途經金光寺、荊棘嶺這兩處原定的劫難之地時,竟是一路暢通無阻,連個像樣的波折都沒遇上。
直到踏入那座野外小雷音寺,才算真正碰到點“劫難”。
可誰料,這黃眉老怪本就是彌勒佛座下童子。
說白了,就是佛門自己人演的一齣戲,秦聖師徒幾人沒費甚麼力氣,就輕鬆過關。
後頭的朱紫國劫難也如出一轍。
那金毛犼是觀音菩薩的坐騎,擺明了是佛門安排的“走過場”任務,一行人順順當當地就渡了過去。
再往後的盤絲洞、獅駝嶺等地,也全是一路綠燈,連點像樣的阻礙都沒有。
就這麼一路順暢走了數年,取經隊伍終於抵達靈山聖境之外的玉真觀。
觀主金頂大仙熱情款待了秦聖一番。
稍作休整後,秦聖一行人繼續前行,沒走多遠,便聽見前方傳來震耳欲聾的水流聲。
秦聖抬眼望去,正是大名鼎鼎的凌雲渡口。
按佛門規矩,修為沒到準聖境界的人,要進靈山聖境都得從這裡走。
以前接引聖人在靈山時,還常客串這兒的擺渡人,如今這差事,落到了阿彌陀佛頭上。
平日裡,他只派個化身來應付了事。
但這回是取經人要入靈山,他自然得親自到場。
秦聖望著眼前白霧翻湧的大河,河面沒有橋,只有一根獨木斜斜探入霧中,盡頭隱沒在混沌裡,半分光景也瞧不清,一時沒人敢貿然踏上。
正躊躇時,濃霧深處忽然飄來一葉小舟,舟上有人持篙撐船,遠遠便揚聲喊道:“岸上可是大秦聖僧師徒?”
“正是俺們!你是哪路的?”
孫悟空火眼金睛瞪得溜圓,卻瞧不透船伕底細,當即警惕喝問。
秦聖擺擺手,語氣平和:“悟空,休得無禮,這位乃我西方佛門大教主阿彌陀佛,還不快上前拜見。”
孫悟空聞言心頭一震。
他雖未見過阿彌陀佛,卻早聞其名,佛門億萬信徒日夜稱頌,其神通法力,想想便知有多恐怖。

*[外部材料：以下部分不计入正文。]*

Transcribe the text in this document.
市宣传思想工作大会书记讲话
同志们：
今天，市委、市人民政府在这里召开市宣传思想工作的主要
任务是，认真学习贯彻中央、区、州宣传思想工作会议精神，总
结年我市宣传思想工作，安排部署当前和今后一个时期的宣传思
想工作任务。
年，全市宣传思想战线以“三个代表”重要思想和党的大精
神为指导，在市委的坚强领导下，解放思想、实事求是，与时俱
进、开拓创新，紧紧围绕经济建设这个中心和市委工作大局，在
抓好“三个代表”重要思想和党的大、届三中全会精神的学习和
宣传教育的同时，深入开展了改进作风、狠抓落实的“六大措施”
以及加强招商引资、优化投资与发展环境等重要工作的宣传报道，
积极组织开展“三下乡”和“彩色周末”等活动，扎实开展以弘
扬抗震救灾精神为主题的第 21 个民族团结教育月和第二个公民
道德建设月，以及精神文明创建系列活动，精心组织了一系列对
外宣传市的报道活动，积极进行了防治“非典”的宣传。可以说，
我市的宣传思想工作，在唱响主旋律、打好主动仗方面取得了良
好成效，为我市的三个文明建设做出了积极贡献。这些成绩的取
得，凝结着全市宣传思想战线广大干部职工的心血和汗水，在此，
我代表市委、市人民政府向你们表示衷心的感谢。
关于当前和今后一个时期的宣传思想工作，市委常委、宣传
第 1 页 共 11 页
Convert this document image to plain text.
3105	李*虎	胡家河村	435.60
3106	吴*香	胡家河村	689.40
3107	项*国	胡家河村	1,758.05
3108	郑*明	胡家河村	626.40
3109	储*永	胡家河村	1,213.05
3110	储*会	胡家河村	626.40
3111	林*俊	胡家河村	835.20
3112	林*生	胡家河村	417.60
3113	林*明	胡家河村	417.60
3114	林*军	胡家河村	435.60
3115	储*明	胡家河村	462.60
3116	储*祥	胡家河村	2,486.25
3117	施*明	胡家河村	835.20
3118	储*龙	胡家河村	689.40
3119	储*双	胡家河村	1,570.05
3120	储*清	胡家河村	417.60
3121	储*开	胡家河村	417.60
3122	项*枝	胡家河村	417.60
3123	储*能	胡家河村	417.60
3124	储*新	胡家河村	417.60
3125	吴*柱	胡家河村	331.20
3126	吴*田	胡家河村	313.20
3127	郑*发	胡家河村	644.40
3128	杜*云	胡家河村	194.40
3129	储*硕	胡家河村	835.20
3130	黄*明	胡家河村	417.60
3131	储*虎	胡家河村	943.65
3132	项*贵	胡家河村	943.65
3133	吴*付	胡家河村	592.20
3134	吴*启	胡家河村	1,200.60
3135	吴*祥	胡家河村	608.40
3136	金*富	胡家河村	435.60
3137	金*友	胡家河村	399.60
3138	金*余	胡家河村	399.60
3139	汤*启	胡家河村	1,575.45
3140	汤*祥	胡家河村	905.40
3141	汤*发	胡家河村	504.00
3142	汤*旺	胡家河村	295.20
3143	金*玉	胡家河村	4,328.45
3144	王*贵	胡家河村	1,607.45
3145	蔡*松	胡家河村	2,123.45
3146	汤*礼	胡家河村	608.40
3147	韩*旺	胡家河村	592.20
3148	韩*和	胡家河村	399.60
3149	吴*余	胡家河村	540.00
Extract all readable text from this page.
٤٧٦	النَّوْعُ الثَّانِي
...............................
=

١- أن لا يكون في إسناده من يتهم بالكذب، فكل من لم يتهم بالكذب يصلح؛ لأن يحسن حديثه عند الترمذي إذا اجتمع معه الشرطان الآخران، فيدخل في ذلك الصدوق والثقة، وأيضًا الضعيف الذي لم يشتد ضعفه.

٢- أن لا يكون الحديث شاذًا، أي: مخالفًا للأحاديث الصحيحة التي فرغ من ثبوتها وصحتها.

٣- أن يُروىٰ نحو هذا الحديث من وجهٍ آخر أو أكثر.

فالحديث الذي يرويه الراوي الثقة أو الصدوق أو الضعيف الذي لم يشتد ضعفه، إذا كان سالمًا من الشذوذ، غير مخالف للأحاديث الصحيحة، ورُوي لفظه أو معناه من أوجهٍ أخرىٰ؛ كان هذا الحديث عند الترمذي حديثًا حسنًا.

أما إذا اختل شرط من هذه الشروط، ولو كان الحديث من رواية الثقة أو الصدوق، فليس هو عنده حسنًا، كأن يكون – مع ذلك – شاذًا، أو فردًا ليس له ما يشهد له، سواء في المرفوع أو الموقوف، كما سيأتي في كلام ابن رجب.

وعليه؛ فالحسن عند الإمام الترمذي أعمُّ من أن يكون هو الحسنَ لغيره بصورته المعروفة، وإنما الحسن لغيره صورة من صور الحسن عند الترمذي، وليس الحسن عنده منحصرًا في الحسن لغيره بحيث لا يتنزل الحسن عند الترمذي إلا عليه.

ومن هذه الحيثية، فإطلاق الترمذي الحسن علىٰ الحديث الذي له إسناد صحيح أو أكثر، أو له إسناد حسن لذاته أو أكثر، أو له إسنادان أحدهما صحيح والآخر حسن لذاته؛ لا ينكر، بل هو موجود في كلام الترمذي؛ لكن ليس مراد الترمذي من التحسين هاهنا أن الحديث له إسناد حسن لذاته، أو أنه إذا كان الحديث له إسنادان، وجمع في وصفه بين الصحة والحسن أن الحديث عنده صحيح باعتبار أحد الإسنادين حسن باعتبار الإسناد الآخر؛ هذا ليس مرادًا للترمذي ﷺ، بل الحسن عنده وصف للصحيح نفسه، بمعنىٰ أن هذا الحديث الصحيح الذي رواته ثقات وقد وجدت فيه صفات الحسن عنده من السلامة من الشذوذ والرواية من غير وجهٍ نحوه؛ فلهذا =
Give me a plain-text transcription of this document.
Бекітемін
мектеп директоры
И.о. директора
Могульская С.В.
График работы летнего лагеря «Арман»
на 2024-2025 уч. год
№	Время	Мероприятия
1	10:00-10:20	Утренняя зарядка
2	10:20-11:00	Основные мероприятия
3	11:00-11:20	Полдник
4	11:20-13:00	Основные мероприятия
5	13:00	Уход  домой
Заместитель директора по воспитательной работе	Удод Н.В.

秦聖率先合十躬身,端正行佛禮:“貧僧玄奘,見過阿彌陀佛。”
孫悟空等人哪敢怠慢,連忙跟著行禮,齊聲恭道:“見過阿彌陀佛!”
阿彌陀佛笑著頷首,目光掃過師徒幾人。
秦聖只覺渾身一麻,彷彿被剝光衣裳站在人前,從裡到外被看個通透。
他暗自慶幸,當初多虧后土娘娘出手,徹底抹去金蟬子所有痕跡,才讓他能完美奪舍這具身軀。
否則此刻,他恐怕已被阿彌陀佛看出破綻。
“幾位上船吧。”
阿彌陀佛笑容和煦,側身邀請。
秦聖等人自然不會拒絕,依次登上那艘無底船。
小舟破水前行,朝著凌雲渡對岸緩緩駛去。
一路風平浪靜,並未像傳說中那樣,河面浮起陳玄奘的屍身。
這情形讓阿彌陀佛頗感意外。
他又掃了秦聖兩眼,沒瞧出半點異樣,這才收回目光,繼續安靜撐船。
他心裡大概琢磨著,怕是這玄奘提前覺醒了金蟬子的記憶與修為,早已脫胎換骨,不再是當初的肉體凡胎,自然不會有那具浮屍了。
阿彌陀佛這一通腦補,讓秦聖暗鬆了一口氣。
要是在西遊這最後一步栽跟頭,那可就倒黴透頂了。
小船很快劃到對岸,秦聖幾人下了船。
那小舟便隱入濃霧,沒了蹤影。
師徒幾人不敢耽擱,快步朝前方的大雷音寺趕去。
此時,大雷音寺內,多寶如來早已接到訊息,傳召了八菩薩、四金剛、五百阿羅、三千揭諦、十一大曜、十八伽藍。
眾人分作兩列,靜靜等候。
不多時,只見四人一馬踏入大雄寶殿。
面對滿殿諸佛菩薩的目光,秦聖幾人毫不膽怯,從容上前,對著多寶如來行佛禮拜見。
秦聖朗聲道:“弟子玄奘,奉東土大秦皇帝旨意,遠涉重洋來到寶山,拜求真經以救濟眾生,望佛祖垂憐,早日賜經,讓弟子帶回東土。”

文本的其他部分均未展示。